May unemployment rate surprised and declined to 6.0 percent, down from April's revised rate of 6.1 percent. The seasonally adjusted labour force participation rate was unchanged at 64.7 percent in May 2015 from a revised April estimate.
The number of people employed increased by a surprising 42,000 to 11,759,600. Expectations were for an increase of 13,500. The increase in employment was driven by increases in part time employment for females (up 29,800) and full time employment for males (up 15,900).
The seasonally adjusted number of people unemployed decreased by 22,000 to 745,200. This was driven by unemployed people who looked for full time work, which decreased by 23,500 to 514,500. The seasonally adjusted underemployment rate was 8.5 percent, unchanged from February 2015. Combined with the unemployment rate of 6.0 percent, the latest seasonally adjusted estimate of total labour force underutilization was 14.5 percent, a decrease of 0.4 percentage points from February 2015.
The Labour Force Survey is a key economic indicator giving an overall picture of employment and unemployment. Employment counts the number of paid employees working part-time or full-time in the nation's business and government establishments. The unemployment rate measures the number of unemployed as a percentage of the labor force.
This report is used as an indicator of the health of the domestic economy. Employment trends highlight the strength in job creation and the implications for future sectoral activity. The unemployment rate is used as an indicator of tightness in labor markets and can foreshadow a future increase in wages. Labor force data provide investors with the earliest signs of industry performance. While other data are produced with a month or two delay, these data are available only a week to 10 days after the end of the latest month. Reactions can be dramatic - especially when the result is unanticipated.
The information in the report is invaluable for investors.

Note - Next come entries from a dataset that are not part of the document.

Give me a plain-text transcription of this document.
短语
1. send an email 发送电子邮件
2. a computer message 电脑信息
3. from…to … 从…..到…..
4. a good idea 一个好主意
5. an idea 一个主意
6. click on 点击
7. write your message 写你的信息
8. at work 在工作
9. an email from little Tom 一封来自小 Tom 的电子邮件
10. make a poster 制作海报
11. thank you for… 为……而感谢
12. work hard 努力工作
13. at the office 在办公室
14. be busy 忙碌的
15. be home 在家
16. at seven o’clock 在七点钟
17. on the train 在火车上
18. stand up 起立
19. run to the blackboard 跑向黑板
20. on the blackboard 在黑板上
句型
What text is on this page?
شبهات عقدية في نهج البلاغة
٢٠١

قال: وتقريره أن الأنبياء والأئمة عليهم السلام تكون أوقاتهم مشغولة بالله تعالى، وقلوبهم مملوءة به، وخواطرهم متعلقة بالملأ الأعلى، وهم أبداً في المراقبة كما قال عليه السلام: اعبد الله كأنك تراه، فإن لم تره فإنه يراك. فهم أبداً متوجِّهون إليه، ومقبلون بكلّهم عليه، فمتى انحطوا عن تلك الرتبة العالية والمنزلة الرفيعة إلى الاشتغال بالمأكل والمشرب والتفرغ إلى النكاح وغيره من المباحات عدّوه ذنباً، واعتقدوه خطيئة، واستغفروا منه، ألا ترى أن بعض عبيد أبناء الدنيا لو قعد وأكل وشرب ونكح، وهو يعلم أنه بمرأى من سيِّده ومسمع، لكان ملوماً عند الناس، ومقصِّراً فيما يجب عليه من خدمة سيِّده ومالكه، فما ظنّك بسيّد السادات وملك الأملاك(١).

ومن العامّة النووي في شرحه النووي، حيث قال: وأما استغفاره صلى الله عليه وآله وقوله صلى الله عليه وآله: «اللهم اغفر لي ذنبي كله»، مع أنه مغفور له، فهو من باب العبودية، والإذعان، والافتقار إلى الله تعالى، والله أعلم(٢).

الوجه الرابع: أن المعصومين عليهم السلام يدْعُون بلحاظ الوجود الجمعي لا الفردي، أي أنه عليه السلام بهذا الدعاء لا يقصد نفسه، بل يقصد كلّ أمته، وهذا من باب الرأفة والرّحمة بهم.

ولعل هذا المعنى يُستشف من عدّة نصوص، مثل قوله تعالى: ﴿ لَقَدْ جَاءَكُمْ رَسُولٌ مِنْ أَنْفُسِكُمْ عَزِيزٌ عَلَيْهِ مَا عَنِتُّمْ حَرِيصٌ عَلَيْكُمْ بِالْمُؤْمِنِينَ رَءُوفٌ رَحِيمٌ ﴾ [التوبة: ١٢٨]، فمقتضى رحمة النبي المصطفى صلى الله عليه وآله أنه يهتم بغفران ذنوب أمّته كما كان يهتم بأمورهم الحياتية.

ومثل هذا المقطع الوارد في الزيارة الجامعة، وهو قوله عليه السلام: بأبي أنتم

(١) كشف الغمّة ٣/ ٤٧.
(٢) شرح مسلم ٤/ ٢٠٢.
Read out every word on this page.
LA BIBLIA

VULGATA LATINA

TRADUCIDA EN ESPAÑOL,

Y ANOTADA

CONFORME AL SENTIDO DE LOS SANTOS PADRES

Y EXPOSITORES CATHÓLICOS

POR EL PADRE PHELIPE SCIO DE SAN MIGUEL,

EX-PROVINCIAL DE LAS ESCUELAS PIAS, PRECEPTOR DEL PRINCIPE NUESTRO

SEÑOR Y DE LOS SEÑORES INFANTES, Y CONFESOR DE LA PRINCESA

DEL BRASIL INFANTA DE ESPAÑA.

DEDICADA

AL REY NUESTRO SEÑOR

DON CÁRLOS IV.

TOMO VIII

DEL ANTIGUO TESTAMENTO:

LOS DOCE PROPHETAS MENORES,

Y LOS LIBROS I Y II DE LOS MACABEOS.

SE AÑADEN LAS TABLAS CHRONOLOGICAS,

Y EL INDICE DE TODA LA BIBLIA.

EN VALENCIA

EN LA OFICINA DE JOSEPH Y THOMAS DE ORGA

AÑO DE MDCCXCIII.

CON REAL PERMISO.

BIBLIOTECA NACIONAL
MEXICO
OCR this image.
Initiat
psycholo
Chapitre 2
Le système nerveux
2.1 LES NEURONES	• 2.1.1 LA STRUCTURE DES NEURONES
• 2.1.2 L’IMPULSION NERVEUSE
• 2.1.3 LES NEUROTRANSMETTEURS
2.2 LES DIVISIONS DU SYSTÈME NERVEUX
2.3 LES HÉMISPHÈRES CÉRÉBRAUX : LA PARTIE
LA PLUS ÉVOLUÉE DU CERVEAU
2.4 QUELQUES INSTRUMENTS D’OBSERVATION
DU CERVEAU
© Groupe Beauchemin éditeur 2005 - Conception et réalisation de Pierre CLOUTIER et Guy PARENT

By looking at employment trends in the various sectors, investors can take more strategic control of their portfolio. If employment in certain industries is growing, there could be investment opportunities in the firms within that industry.
The bond market will rally (fall) when the employment situation shows weakness (strength). The equity market often rallies with the bond market on weak data because low interest rates are good for stocks. But sometimes the two markets move in opposite directions. After all, a healthy labor market should be favorable for the stock market because it supports economic growth and corporate profits. At the same time, bond traders are more concerned about the potential for inflationary pressures.
The unemployment rate rises during cyclical downturns and falls during periods of rapid economic growth. A rising unemployment rate is associated with a weak or contracting economy and declining interest rates. Conversely, a decreasing unemployment rate is associated with an expanding economy and potentially rising interest rates. The fear is that wages will accelerate if the unemployment rate becomes too low and workers are hard to find.